Nous sommes donc invités, via ce livre de souvenirs, à voyager avec Aira dans le temps de son enfance, en une époque ou en Argentine, le péronisme bat son plein. Nous n’en dirons pas plus sur ce voyage, à vous de le tenter si vous connaissez déjà l’auteur ou si vous avez envie de le rencontrer dans un court et agréable texte de « souvenirs ». Bonne lecture !
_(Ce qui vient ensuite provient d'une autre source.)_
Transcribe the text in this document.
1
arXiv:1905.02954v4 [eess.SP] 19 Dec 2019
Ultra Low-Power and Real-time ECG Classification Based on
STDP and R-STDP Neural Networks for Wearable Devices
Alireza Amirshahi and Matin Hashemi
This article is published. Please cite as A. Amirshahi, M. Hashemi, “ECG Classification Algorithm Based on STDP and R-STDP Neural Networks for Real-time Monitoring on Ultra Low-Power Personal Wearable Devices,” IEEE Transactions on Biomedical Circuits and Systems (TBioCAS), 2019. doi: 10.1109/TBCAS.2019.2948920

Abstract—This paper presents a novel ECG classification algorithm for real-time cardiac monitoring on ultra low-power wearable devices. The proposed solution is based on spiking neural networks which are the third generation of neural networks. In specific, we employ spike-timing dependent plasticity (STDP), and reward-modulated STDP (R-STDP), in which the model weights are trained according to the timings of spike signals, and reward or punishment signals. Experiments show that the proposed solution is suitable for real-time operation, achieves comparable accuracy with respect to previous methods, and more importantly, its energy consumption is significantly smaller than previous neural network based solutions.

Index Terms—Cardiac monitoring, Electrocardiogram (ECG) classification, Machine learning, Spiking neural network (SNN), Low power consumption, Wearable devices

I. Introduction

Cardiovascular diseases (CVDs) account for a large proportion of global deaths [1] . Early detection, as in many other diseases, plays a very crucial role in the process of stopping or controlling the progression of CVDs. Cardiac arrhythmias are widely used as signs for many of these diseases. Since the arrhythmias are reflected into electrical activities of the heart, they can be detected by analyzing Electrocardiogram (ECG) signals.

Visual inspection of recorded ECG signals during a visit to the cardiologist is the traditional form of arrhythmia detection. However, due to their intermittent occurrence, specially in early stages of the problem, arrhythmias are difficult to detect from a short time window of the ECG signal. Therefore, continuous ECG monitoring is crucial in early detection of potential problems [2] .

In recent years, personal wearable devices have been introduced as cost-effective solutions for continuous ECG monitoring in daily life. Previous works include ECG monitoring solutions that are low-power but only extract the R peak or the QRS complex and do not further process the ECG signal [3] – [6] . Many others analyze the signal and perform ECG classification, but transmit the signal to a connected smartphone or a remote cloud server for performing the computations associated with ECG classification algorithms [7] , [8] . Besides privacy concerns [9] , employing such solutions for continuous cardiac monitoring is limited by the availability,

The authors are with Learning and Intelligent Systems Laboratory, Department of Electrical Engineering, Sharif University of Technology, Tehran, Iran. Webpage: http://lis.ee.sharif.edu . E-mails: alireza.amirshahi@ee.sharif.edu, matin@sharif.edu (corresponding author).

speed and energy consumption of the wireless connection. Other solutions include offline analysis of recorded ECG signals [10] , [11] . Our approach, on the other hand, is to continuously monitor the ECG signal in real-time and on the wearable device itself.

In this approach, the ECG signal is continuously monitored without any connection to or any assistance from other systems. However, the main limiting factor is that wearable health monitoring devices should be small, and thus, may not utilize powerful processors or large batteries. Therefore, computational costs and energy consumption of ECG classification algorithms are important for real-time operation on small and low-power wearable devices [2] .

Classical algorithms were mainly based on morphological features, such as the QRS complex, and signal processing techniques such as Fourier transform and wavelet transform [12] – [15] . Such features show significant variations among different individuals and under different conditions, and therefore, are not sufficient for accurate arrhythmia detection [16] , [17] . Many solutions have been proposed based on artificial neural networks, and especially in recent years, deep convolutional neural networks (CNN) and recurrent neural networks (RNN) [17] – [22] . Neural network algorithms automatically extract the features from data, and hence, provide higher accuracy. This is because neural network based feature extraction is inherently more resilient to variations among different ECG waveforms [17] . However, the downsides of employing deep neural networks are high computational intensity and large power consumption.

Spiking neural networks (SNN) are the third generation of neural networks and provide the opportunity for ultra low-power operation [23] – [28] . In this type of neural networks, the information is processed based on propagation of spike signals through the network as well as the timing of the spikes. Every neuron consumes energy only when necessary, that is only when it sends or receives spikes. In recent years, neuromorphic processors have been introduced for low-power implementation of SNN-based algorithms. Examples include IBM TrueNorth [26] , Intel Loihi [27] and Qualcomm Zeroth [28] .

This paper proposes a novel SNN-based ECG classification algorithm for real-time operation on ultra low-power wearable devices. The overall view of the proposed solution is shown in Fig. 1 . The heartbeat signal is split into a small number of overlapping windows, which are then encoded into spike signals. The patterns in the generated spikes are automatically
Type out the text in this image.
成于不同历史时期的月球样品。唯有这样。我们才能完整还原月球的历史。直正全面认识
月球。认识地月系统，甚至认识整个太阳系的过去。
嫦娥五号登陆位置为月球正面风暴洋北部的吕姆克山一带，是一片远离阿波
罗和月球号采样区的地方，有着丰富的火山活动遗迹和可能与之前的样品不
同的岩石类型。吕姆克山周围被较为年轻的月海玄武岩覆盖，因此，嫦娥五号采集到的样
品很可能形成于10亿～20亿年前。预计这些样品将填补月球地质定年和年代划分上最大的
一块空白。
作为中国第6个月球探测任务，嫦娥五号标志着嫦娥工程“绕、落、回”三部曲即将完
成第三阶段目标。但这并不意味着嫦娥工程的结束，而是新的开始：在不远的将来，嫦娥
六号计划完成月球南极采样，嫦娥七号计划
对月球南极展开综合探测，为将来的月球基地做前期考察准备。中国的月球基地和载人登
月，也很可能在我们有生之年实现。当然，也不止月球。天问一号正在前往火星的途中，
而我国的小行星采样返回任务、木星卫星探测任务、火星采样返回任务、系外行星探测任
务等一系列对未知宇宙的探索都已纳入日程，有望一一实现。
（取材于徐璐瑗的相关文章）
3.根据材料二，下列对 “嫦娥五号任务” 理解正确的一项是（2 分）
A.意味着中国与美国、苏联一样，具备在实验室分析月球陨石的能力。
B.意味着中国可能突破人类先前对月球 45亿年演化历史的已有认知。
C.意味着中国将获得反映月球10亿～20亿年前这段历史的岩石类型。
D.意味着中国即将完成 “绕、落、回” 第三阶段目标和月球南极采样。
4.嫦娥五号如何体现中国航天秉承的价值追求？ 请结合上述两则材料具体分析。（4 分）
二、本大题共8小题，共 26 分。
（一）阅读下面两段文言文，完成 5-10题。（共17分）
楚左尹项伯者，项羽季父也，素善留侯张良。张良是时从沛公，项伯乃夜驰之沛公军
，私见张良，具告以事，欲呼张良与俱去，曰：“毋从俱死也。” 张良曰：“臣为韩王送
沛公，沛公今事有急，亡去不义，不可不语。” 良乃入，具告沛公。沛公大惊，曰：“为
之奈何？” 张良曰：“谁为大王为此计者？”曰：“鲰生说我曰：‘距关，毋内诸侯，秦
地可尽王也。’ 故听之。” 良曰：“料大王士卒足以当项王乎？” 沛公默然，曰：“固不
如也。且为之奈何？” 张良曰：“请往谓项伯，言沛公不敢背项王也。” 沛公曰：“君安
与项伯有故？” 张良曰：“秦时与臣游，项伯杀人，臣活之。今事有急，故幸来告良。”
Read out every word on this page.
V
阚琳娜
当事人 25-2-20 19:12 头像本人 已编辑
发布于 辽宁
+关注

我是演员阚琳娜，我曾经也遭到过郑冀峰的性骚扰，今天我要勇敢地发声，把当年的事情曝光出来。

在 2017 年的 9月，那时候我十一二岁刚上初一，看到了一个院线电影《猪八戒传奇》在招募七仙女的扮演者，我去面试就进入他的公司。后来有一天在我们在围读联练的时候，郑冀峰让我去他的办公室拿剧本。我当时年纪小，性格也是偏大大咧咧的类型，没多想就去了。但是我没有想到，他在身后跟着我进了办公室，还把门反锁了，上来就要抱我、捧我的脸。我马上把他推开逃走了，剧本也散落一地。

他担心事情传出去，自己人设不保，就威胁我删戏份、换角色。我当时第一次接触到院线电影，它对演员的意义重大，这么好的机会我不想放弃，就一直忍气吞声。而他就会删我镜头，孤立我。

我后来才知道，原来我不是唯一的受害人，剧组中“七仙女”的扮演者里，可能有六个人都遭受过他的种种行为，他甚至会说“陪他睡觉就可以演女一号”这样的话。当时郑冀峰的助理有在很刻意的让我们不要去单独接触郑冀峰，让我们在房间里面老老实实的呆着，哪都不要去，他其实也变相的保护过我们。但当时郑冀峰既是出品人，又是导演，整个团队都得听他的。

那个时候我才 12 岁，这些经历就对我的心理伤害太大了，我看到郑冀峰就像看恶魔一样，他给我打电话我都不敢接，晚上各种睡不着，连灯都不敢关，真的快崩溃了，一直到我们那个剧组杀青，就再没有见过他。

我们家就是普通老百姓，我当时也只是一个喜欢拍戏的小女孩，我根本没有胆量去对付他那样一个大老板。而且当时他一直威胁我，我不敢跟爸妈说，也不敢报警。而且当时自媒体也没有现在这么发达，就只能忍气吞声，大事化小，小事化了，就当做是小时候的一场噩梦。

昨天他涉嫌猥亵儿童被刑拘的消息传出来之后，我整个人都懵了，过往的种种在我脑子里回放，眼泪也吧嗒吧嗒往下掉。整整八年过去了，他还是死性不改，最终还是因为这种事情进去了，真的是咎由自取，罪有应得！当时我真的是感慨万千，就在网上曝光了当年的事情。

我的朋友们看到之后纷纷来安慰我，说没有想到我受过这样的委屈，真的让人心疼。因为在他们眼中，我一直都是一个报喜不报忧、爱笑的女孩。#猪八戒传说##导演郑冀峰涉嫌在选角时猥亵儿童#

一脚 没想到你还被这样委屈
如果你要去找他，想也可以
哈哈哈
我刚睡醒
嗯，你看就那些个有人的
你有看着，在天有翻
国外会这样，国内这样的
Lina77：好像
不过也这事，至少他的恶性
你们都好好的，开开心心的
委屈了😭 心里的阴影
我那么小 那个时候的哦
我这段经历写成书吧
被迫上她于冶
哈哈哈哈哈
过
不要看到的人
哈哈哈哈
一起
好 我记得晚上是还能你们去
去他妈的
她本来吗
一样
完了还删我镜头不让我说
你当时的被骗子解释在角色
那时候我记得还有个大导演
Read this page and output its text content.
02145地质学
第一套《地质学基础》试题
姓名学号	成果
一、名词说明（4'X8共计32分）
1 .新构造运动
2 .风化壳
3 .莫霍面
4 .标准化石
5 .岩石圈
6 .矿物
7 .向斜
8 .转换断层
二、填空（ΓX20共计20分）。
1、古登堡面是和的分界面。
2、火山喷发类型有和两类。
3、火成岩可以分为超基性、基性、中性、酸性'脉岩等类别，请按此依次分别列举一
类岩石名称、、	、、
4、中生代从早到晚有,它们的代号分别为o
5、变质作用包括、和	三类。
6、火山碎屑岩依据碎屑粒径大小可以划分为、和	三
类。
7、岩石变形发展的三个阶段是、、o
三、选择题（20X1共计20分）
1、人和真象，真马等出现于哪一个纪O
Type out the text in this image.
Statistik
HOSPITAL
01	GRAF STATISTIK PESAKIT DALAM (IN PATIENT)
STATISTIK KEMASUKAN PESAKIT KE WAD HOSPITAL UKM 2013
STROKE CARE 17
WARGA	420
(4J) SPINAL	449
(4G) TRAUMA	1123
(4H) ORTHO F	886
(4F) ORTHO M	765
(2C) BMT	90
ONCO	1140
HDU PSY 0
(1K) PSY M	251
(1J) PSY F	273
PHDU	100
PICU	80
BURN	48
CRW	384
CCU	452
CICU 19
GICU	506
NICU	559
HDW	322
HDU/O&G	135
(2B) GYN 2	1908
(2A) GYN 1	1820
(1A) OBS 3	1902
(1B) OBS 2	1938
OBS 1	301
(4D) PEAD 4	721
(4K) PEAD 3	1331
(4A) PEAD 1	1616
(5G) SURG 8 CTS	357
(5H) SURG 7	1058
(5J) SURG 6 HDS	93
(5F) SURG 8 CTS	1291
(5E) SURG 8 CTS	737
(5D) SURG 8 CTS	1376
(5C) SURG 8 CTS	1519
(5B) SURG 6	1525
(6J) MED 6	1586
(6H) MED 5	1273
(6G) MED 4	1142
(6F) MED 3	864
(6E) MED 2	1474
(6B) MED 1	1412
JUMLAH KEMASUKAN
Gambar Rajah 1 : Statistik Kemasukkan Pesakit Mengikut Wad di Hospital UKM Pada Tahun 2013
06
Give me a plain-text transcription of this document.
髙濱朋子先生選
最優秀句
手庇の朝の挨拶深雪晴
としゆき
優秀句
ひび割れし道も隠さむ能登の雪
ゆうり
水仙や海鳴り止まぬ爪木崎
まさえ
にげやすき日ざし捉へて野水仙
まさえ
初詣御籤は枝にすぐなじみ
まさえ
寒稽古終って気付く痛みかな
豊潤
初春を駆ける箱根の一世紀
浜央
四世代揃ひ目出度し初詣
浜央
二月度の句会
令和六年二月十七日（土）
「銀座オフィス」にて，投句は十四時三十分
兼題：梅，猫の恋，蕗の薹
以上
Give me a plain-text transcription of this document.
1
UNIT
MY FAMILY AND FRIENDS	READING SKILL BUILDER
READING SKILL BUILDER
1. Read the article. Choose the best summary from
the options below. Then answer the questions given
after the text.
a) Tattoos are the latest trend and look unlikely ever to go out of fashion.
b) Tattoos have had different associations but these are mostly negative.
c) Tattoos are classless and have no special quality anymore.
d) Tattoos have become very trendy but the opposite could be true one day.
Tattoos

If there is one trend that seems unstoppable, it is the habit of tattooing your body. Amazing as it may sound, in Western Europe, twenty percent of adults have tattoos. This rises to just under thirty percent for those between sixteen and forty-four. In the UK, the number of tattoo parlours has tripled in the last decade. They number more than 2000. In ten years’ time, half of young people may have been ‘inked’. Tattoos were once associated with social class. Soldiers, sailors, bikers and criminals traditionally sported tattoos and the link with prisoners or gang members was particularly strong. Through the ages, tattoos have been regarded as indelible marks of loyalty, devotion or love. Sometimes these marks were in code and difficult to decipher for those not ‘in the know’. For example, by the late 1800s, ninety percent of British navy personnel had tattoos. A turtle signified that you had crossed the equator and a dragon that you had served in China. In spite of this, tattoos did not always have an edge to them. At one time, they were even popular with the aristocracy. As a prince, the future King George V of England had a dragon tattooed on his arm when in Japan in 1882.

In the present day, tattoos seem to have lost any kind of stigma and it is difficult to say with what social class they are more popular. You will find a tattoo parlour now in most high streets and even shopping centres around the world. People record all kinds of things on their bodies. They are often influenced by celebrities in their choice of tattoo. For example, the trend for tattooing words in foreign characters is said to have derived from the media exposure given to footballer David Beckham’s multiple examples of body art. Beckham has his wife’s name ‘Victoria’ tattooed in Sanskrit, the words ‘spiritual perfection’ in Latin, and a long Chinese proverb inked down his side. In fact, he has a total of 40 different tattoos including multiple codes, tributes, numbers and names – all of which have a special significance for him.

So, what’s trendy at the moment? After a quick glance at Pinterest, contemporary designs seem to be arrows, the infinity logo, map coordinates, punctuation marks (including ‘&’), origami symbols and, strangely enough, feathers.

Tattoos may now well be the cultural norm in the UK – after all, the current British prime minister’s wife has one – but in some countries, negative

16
Dans le Mirador, François Bizet

Il n’est que de se rendre sur le site Internet de François Bizet pour comprendre immédiatement, et ce dès la page d’accueil, à quel drôle d’écrivain et d’être humain on a affaire… Libraire pendant un bonne dizaine d’années à Paris, notre homme est devenu ensuite lecteur dans deux universités étrangères (Ankara et Istanbul) avant de devenir professeur à l’université de Tokyo et chercheur (« objets de recherche » : Jean Genet, Georges Bataille, Volodine, Guyotat, Ponge, Perec, etc… ). Mais nous n’écrivons pas cette chronique pour vous résumer la bio de Bizet, aussi nous arrêterons-nous derechef dans cette sommaire présentation du bonhomme pour nous consacrer à l’ovni littéraire qu’il nous propose aux Presses du réel (extension autonome des éditions Al Dante). Dans le Mirador, donc (quatrième de couverture lapidaire : « Un oeil, donc… »), est un texte très court autant que dense, dont on peut dire qu’il est un roman poétique (définition insuffisante), tout entier consacré à la description d’un lieu abstrait (ou à la description abstraite d’un lieu), le mirador, sorte de labyrinthe à la Borges construit il y a X années (c’est dire que ça remonte) par l’homme sur une planète que nous n’avons pas identifiée comme la terre (même si l’éditeur, lui, affirme qu’il s’agit bien d’elle… ce que le texte semble confirmer à la page 40 – suis-je inattentif ! – : « La terre se couvre ici d’antennes, d’yeux inarticulés, de miroirs capteurs et de chambres d’écho. »), espace tentaculaire, autonome, décrit de façon hyper-précise, hyper-réaliste presque, et qui pourtant nous semble impossible à visualiser (dans notre pauvre conscience chétive, voire débile), impossible à comprendre, impossible à cerner, à deviner, à concevoir. Espace en construction-destruction permanente, espace quasi vivant, espace doué d’une pensée propre (???), espace qui en est à sa Xième mue (suis-je inattentif ! et impossible de retrouver dans quel chapitre le narrateur nous annonce à quelle version du mirador nous sommes invités à découvrir), espace post-apocalyptique : « Et pourtant, c’était autrefois une terre irradiée, désespérément inhospitalière. A jamais inhabitable. » (fin du premier chapitre).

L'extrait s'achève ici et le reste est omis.